Island Offshore starts Johan Castberg anchor system job

“Weight and logistics in this project have called for good preparations, and we have spent much time planning together with client and customer. Each suction anchor weighs between 90 and 105 tonnes and is between 13 and 17 metres high. Island Victory loads five of these giants on board in one go,” the Captain on board Island Victory tells, and continues:

“In addition, the weight of the 170mm chain is 600kg per metre. Compared to a regular offshore anchor handling chain of 84mm the weight of the chain is not only double – it is four times as heavy!”

On the first trip to Johan Castberg, five anchors and five anchor chains were loaded on board the vessel. The objective is to set two anchors a day, as well as attaching anchor chains to each anchor. Three trips back and forth to Polarbase in Hammerfest are planned to get all anchors loaded. When all fifteen anchors are embedded into the sea floor, the installation of wire and top chain can start. This is placed on the seabed ready for the FPSO to hook up.

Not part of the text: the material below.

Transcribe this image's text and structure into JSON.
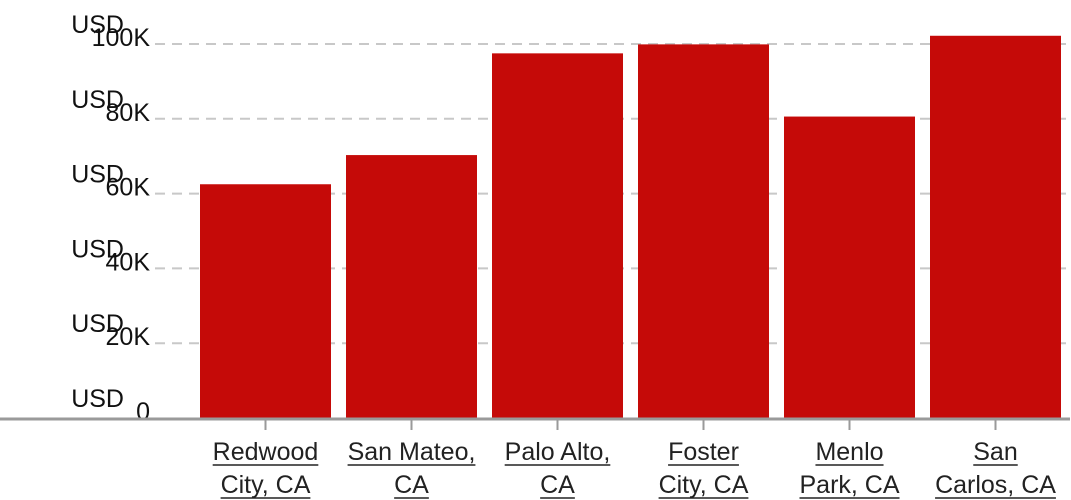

“Our job is to prepare everything before the FPSO arrives at the field. In addition to setting anchors and lines, the seabed floor conditions must be documented as well. Each metre of chain we place on the seabed is filmed by two work ROVs (remotely operated vehicles) operated by C-Innovation. These ROVs are equipped with arms making them able to perform tasks in addition to observing the operation beneath the surface. We use them in all types of jobs, the Captain explains.

As a preventive measure with reference to COVID-19 all parties have agreed to reduce crew for this job, to avoid cabin sharing. The project operation team from  Ocean Installer and Equinor amounts to 67 persons in addition to the vessel crew, and the experienced Captain cannot praise the project team highly enough:

“I can’t recall the last time I took part in such a smooth-running project. The project team has cooperated closely all the way; we are well prepared and coordinated - much due to co-training on simulators in advance. The atmosphere on board is creditable!”

Before commencing the job at Johan Castberg, Island Victory was engaged by the same client and end customer at Askeladd where large subsea manifolds was deployed and extensive survey and subsea work was done. This project marked the first record lift using Island Victory’s offshore crane: Two manifolds of 175.2 tonnes each was lifted and placed on the seabed.

Island Victory will complete the Johan Castberg work in the beginning of July and will then start mobilizing for her next job in the Gulf of Mexico, commencing in August.